Wireless Infrastructure Group worked in partnership with O2 on a 50 metre tower that’s designed to enable around three times the 4G signal range compared to a traditional mast.

Wireless Infrastructure Group worked in partnership with O2 on a 50 metre tower that’s designed to enable around three times the 4G signal range compared to a traditional mast.

 

The rural Highland communities of Milton, Kildary and surrounding areas are to benefit from better mobile coverage and improved internet connectivity, thanks to a new telecoms tower.

Wireless Infrastructure Group (WIG) worked in partnership with O2 to build and operate the 50 metre tower at Milton. This was designed and built to a height that will enable an estimated three times the 4G signal range compared to traditional masts. 
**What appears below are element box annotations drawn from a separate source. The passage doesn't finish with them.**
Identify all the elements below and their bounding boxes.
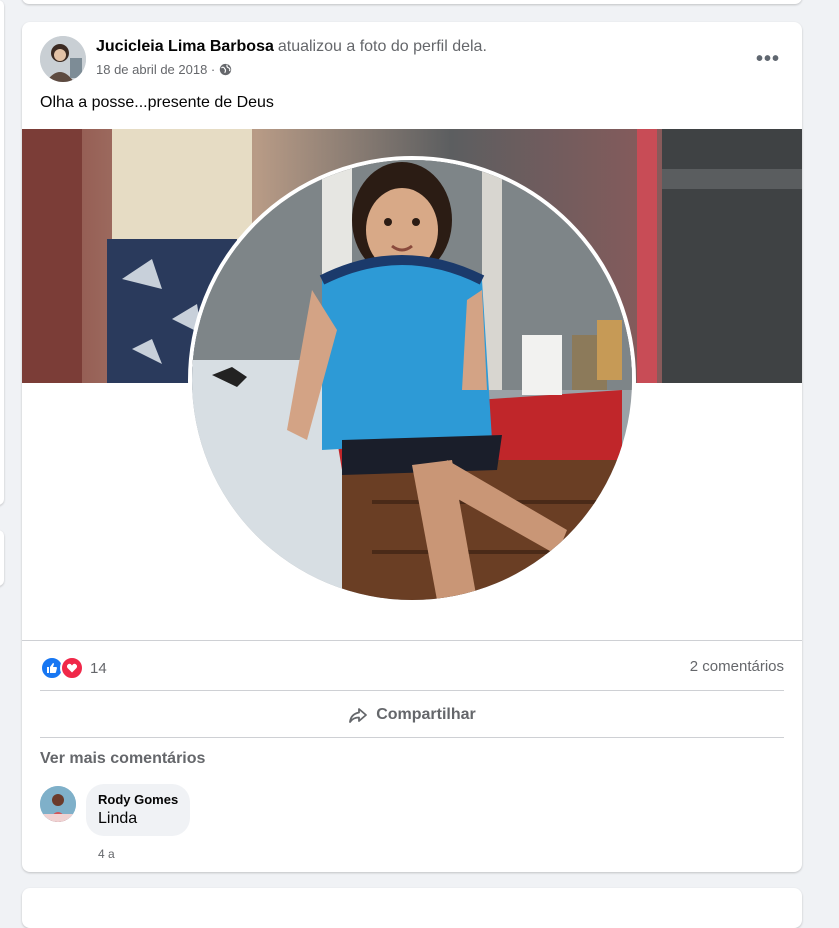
globe-icon[interactable]	[219, 63, 232, 76]
actions-top-divider	[40, 690, 784, 691]
profile-photo[interactable]	[188, 156, 636, 604]
reaction-count: 14	[90, 659, 107, 677]
comments-count-link[interactable]: 2 comentários	[690, 658, 784, 675]
author-avatar[interactable]	[40, 36, 86, 82]
photo-divider	[22, 640, 802, 641]
left-column-card-2	[0, 530, 4, 586]
avatar-image	[40, 36, 86, 82]
comment-author-link[interactable]: Rody Gomes	[98, 792, 178, 807]
actions-bottom-divider	[40, 737, 784, 738]
share-label: Compartilhar	[376, 706, 476, 723]
reactions-summary[interactable]: 14	[40, 656, 107, 680]
share-icon	[349, 708, 368, 723]
next-post-card	[22, 888, 802, 928]
post-header: Jucicleia Lima Barbosa atualizou a foto d…	[96, 38, 487, 56]
commenter-avatar[interactable]	[40, 786, 76, 822]
share-button[interactable]: Compartilhar	[40, 698, 784, 732]
post-text: Olha a posse...presente de Deus	[40, 94, 274, 111]
previous-post-card	[22, 0, 802, 4]
comment-bubble: Rody Gomes Linda	[86, 784, 191, 836]
comment-timestamp[interactable]: 4 a	[98, 847, 115, 861]
more-options-icon[interactable]: •••	[756, 48, 780, 71]
post-date-link[interactable]: 18 de abril de 2018 ·	[96, 62, 215, 77]
profile-photo-post: Jucicleia Lima Barbosa atualizou a foto d…	[22, 22, 802, 872]
left-column-card	[0, 0, 4, 505]
comment-text: Linda	[98, 810, 138, 827]
profile-photo-image	[192, 160, 632, 600]
view-more-comments-link[interactable]: Ver mais comentários	[40, 750, 205, 768]
post-meta: 18 de abril de 2018 ·	[96, 62, 232, 77]
author-name-link[interactable]: Jucicleia Lima Barbosa	[96, 38, 274, 55]
post-action-text: atualizou a foto do perfil dela.	[277, 38, 487, 55]
commenter-avatar-image	[40, 786, 76, 822]
love-icon	[60, 656, 84, 680]
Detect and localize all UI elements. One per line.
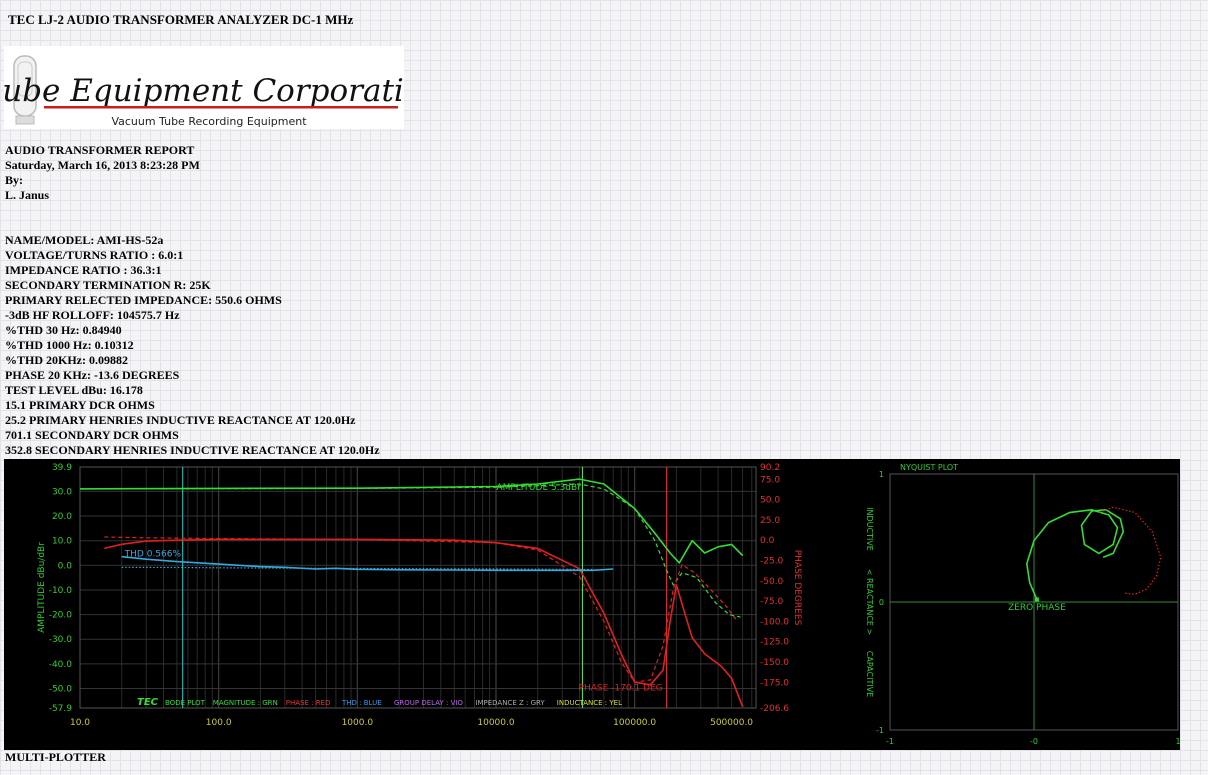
multi-plotter-svg: 39.930.020.010.00.0-10.0-20.0-30.0-40.0-… xyxy=(37,463,1180,746)
page-title: TEC LJ-2 AUDIO TRANSFORMER ANALYZER DC-1… xyxy=(8,12,354,27)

The tower is now providing 4G con-nectivity to customers in the region in addition to covering 15 miles along the A9. WIG says it has the capacity to offer access to all mobile network operators as well as other rural wireless networks, allowing them to provide voice and high-speed mobile data communications to local rural communities. 

The new tower is located at a Scottish Water facility. It is part of a growing partnership between the utility firm and WIG that has already delivered 4G infrastructure to more than 150 Scottish communities.

Fergus Ewing, MSP and cabinet secretary for the Rural Economy and Connectivity, says that more than a dozen areas in Scotland with no access to 4G coverage have been identified in a £25m project to improve mobile connectivity. He believes investment in higher capacity mobile infrastructure is key to bringing digital services to the communities of the Highlands and Islands. 

He adds: “WIG’s investment in the new tower at Milton, along with others they are deploying across Scotland, is a great example of what can be achieved when the industry and public sector collaborates”.

With a head office in Bellshill, Lanark-shire, and an operations centre in Solihull, WIG has ambitions to invest £1bn in UK digital infrastructure, targeting connectivity challenges in hard to reach areas through infrastructure solutions ranging from rural towers like Milton to fibre connected small cells in buildings and on city streets.